Сердце огня и льда. Леди (СИ)
– Стыдно признать, но я даже ревновала Дрэйка к сыну Хейзел, хотя её малыш ни в чём не виноват. Думала, почему Дрэйк гуляет с чужим ребёнком, уделяет ему своё внимание, возможно, даже испытывает тёплые чувства, когда у него мог бы быть родной? Дрэйк должен любить своего малыша, а не постороннего. Ужасно, да?
– Ладно тебе, – Лиссет отстранилась от меня и нахмурилась вдруг. – Надо дать тебе противозачаточное.
– Зачем? – удивилась я искренне. – Поздно уже.
– На будущее, – поправила лисица серьёзно. – Думать о предохранении никогда не поздно, особенно в вашем случае.
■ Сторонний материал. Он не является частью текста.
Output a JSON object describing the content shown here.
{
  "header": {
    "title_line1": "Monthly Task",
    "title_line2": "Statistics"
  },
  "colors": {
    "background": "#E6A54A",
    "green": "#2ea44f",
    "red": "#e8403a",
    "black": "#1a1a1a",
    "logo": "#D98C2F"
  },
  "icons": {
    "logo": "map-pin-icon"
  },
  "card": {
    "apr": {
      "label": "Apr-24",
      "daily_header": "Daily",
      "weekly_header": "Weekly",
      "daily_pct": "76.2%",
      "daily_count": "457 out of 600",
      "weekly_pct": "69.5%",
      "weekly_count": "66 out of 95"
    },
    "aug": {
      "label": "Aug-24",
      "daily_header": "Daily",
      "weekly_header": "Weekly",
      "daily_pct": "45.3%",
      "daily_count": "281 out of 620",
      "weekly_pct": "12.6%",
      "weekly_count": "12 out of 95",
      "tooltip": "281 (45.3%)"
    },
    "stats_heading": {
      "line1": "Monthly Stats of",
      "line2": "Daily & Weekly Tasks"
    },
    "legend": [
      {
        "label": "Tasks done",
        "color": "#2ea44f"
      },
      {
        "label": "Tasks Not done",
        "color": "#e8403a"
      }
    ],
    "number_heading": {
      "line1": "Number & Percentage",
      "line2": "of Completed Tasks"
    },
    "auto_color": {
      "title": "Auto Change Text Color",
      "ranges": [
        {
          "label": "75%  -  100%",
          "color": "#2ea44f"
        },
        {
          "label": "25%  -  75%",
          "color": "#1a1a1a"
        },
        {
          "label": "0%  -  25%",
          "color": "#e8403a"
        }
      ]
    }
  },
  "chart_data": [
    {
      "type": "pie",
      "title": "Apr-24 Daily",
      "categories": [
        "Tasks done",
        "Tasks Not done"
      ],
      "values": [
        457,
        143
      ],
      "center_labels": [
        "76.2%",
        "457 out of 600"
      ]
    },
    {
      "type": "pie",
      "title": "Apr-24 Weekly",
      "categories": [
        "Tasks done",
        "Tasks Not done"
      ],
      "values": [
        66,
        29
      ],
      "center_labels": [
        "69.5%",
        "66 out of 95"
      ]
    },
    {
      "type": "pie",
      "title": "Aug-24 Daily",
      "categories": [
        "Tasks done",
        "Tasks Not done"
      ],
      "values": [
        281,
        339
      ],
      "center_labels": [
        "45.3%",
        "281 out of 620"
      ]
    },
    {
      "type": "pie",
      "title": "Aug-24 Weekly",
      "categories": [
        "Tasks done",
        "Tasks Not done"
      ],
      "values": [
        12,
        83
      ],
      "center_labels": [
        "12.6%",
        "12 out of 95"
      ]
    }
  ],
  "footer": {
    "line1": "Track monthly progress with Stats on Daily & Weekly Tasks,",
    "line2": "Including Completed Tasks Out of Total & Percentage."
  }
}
Ты же с Дрэйком после того раза больше не…
– Только тогда, и всё.
– Вот-вот! Ты ведь не собираешься теперь практически постоянно ходить беременной и ежегодно рожать?
– Я не против большой семьи, – в детстве я часто жалела, что я единственный ребёнок, что нет у меня, как у других детей, братьев и сестёр, с которыми можно играть, которые поддержат в беде и в радости и не предадут.
– Семья у тебя и так уже не маленькая, – возразила Лиссет. – А детей надо не только рожать, но ещё и вырастить, воспитать и на ноги поставить. Если через несколько лет ты захочешь третьего, просто перестанешь принимать противозачаточное, дальше дело за природой и мальчиками, а до той поры лучше обожди. Да, благодаря яду ты восстанавливаешься быстрее, чем обычные женщины, но усердствовать всё равно не стоит.
– Хорошо, – вздохнула я смиренно, признавая правоту подруги.
– Где еда? – на кухню заглянул Беван, улыбнулся мне. – Мне рассказали, так что поздравляю, Шелли, с грядущим пополнением.
– Благодарю.
– Бери поднос и неси, – велела лисица.
– Вы тоже подтягивайтесь, – мужчина забрал со стола поднос с чашками. – Счастливые папаши места себе не находят, когда их цветочек не рядом, а я накопал информацию о хвостатом господине Игнаси.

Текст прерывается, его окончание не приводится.